Vestric-et-Candiac est une commune urbaine qui compte 1 354 habitants en 2023, après avoir connu une forte hausse de la population depuis 1962. Elle est dans l'agglomération de Nîmes et fait partie de l'aire d'attraction de Nîmes. Ses habitants sont appelés les Vestriçois et Vestriçoises.

Le patrimoine architectural de la commune comprend un immeuble protégé au titre des monuments historiques : le château de Montcalm, inscrit en 1944.

Géographie

La commune est située dans la plaine agricole de la Vistrenque.

Les communes limitrophes sont Beauvoisin, Boissières, Le Cailar, Uchaud, Vauvert et Vergèze.

Communes limitrophes de Vestric-et-Candiac
Boissières Uchaud
Vergèze Vestric-et-Candiac Beauvoisin
Le Cailar (sur 100 m) Vauvert

Vestric-et-Candiac est l'une des 75 communes membres du Schéma de cohérence territoriale SCOT du sud du Gard, et fait également partie des 34 communes du Pays Vidourle-Camargue.

La commune de Vestric-et-Candiac est composée, comme son nom l'indique, du village de Vestric et du hameau de Candiac.

Climat

Plusieurs études ont été menées afin de caractériser les types climatiques auxquels est exposé le territoire national.
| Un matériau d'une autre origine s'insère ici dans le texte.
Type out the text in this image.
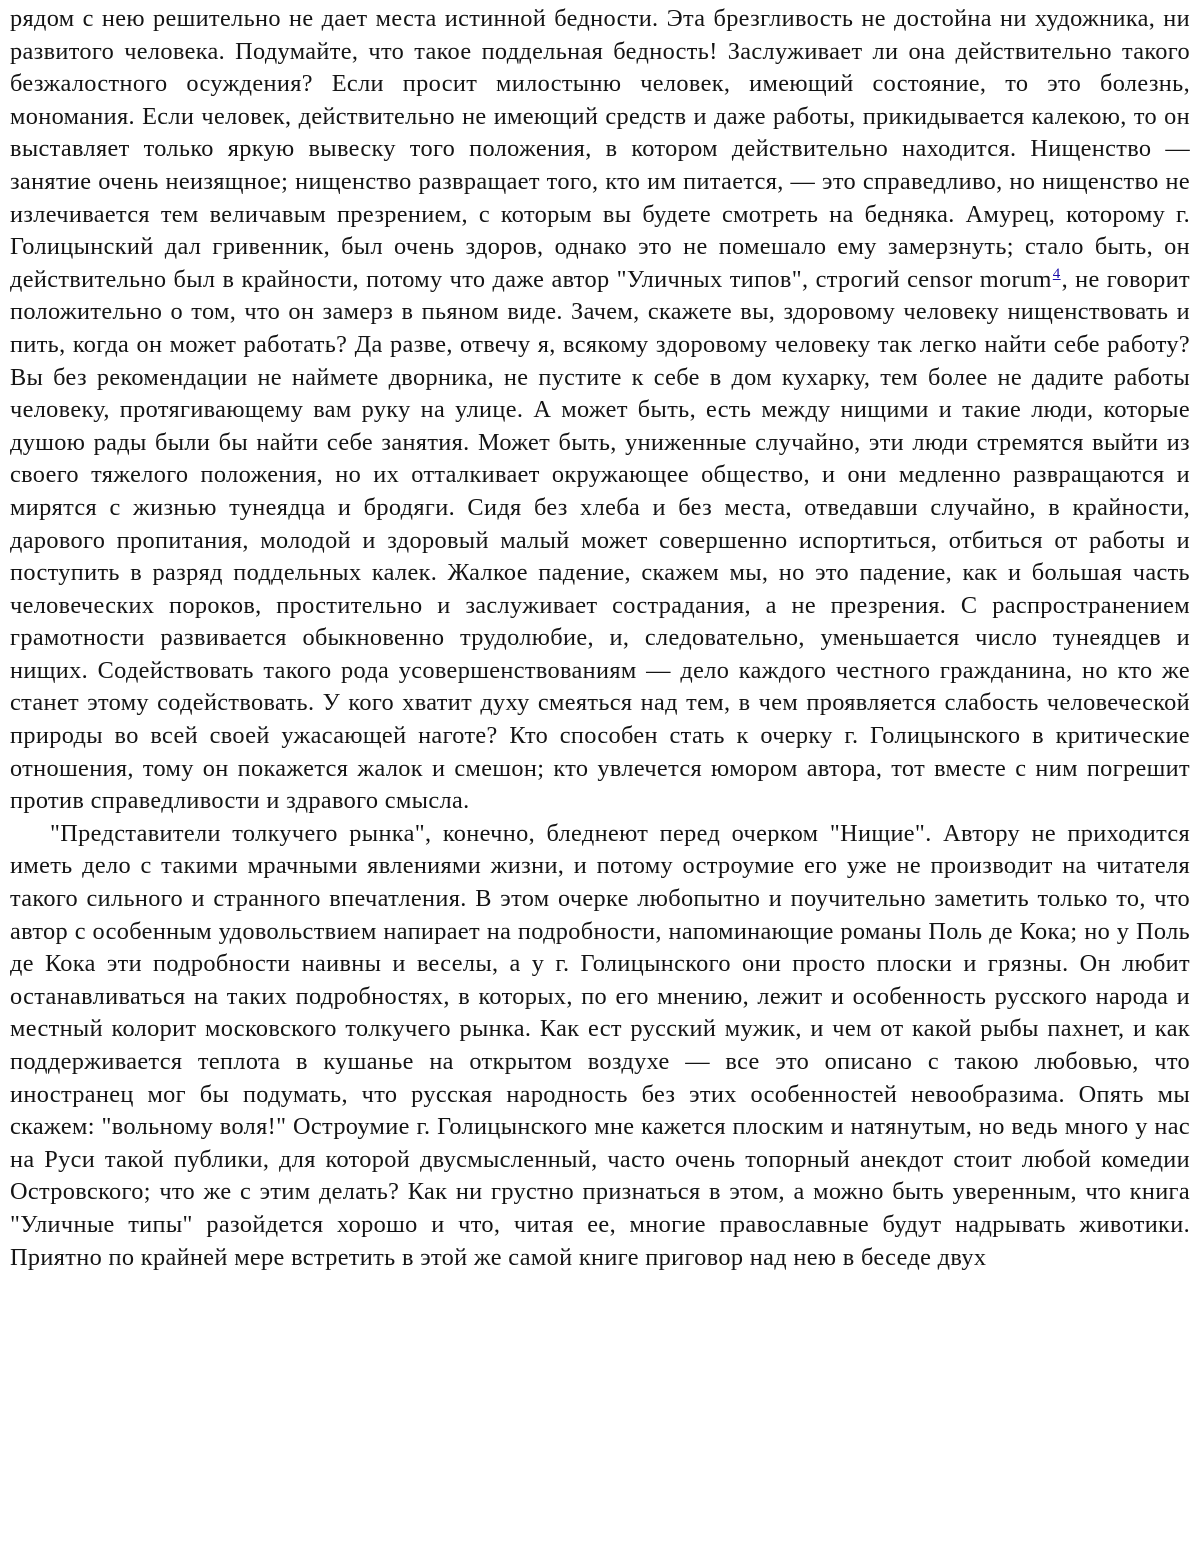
рядом с нею решительно не дает места истинной бедности. Эта брезгливость не достойна ни художника, ни развитого человека. Подумайте, что такое поддельная бедность! Заслуживает ли она действительно такого безжалостного осуждения? Если просит милостыню человек, имеющий состояние, то это болезнь, мономания. Если человек, действительно не имеющий средств и даже работы, прикидывается калекою, то он выставляет только яркую вывеску того положения, в котором действительно находится. Нищенство — занятие очень неизящное; нищенство развращает того, кто им питается, — это справедливо, но нищенство не излечивается тем величавым презрением, с которым вы будете смотреть на бедняка. Амурец, которому г. Голицынский дал гривенник, был очень здоров, однако это не помешало ему замерзнуть; стало быть, он действительно был в крайности, потому что даже автор "Уличных типов", строгий censor morum$^4$, не говорит положительно о том, что он замерз в пьяном виде. Зачем, скажете вы, здоровому человеку нищенствовать и пить, когда он может работать? Да разве, отвечу я, всякому здоровому человеку так легко найти себе работу? Вы без рекомендации не наймете дворника, не пустите к себе в дом кухарку, тем более не дадите работы человеку, протягивающему вам руку на улице. А может быть, есть между нищими и такие люди, которые душою рады были бы найти себе занятия. Может быть, униженные случайно, эти люди стремятся выйти из своего тяжелого положения, но их отталкивает окружающее общество, и они медленно развращаются и мирятся с жизнью тунеядца и бродяги. Сидя без хлеба и без места, отведавши случайно, в крайности, дарового пропитания, молодой и здоровый малый может совершенно испортиться, отбиться от работы и поступить в разряд поддельных калек. Жалкое падение, скажем мы, но это падение, как и большая часть человеческих пороков, простительно и заслуживает сострадания, а не презрения. С распространением грамотности развивается обыкновенно трудолюбие, и, следовательно, уменьшается число тунеядцев и нищих. Содействовать такого рода усовершенствованиям — дело каждого честного гражданина, но кто же станет этому содействовать. У кого хватит духу смеяться над тем, в чем проявляется слабость человеческой природы во всей своей ужасающей наготе? Кто способен стать к очерку г. Голицынского в критические отношения, тому он покажется жалок и смешон; кто увлечется юмором автора, тот вместе с ним погрешит против справедливости и здравого смысла.

"Представители толкучего рынка", конечно, бледнеют перед очерком "Нищие". Автору не приходится иметь дело с такими мрачными явлениями жизни, и потому остроумие его уже не производит на читателя такого сильного и странного впечатления. В этом очерке любопытно и поучительно заметить только то, что автор с особенным удовольствием напирает на подробности, напоминающие романы Поль де Кока; но у Поль де Кока эти подробности наивны и веселы, а у г. Голицынского они просто плоски и грязны. Он любит останавливаться на таких подробностях, в которых, по его мнению, лежит и особенность русского народа и местный колорит московского толкучего рынка. Как ест русский мужик, и чем от какой рыбы пахнет, и как поддерживается теплота в кушанье на открытом воздухе — все это описано с такою любовью, что иностранец мог бы подумать, что русская народность без этих особенностей невообразима. Опять мы скажем: "вольному воля!" Остроумие г. Голицынского мне кажется плоским и натянутым, но ведь много у нас на Руси такой публики, для которой двусмысленный, часто очень топорный анекдот стоит любой комедии Островского; что же с этим делать? Как ни грустно признаться в этом, а можно быть уверенным, что книга "Уличные типы" разойдется хорошо и что, читая ее, многие православные будут надрывать животики. Приятно по крайней мере встретить в этой же самой книге приговор над нею в беседе двух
Les zonages obtenus diffèrent selon les méthodes utilisées, la nature et le nombre des paramètres pris en compte, le maillage territorial des données et la période de référence. En 2010, le climat de la commune était ainsi de type climat méditerranéen franc, selon une étude du Centre national de la recherche scientifique (CNRS) s'appuyant sur une méthode combinant données climatiques et facteurs de milieu (topographie, occupation des sols, etc.) et des données couvrant la période 1971-2000[1]. En 2020, le climat prédominant est classé Csa, selon la classification de Köppen-Geiger, pour la période 1988-2017, à savoir un climat tempéré à été chaud et sec[2]. Par ailleurs Météo-France publie en 2020 une nouvelle typologie des climats de la France métropolitaine dans laquelle la commune est exposée à un climat méditerranéen[3] et est dans la région climatique Provence, Languedoc-Roussillon, caractérisée par une pluviométrie faible en été, un très bon ensoleillement (2 600 h/an), un été chaud (21,5 °C), un air très sec en été, sec en toutes saisons, des vents forts (fréquence de 40 à 50 % de vents > 5 m/s) et peu de brouillards[4]. Elle est en outre dans la zone H3 au titre de la réglementation environnementale 2020 des constructions neuves[5],[6].

Pour la période 1971-2000, la température annuelle moyenne est de 14,4 °C, avec une amplitude thermique annuelle de 16,6 °C. Le cumul annuel moyen de précipitations est de 718 mm, avec 0,6 jours de précipitations en janvier et 2,7 jours en juillet[1]. Pour la période 1991-2020, la température moyenne annuelle observée sur la station météorologique de Météo-France la plus proche, sur la commune de Gallargues-le-Montueux à 7 km à vol d'oiseau[7], est de 15,5 °C et le cumul annuel moyen de précipitations est de 674,8 mm[8],[9]. La température maximale relevée sur cette station est de 45,9 °C, atteinte le  ; la température minimale est de −12,5 °C, atteinte le [Note 1].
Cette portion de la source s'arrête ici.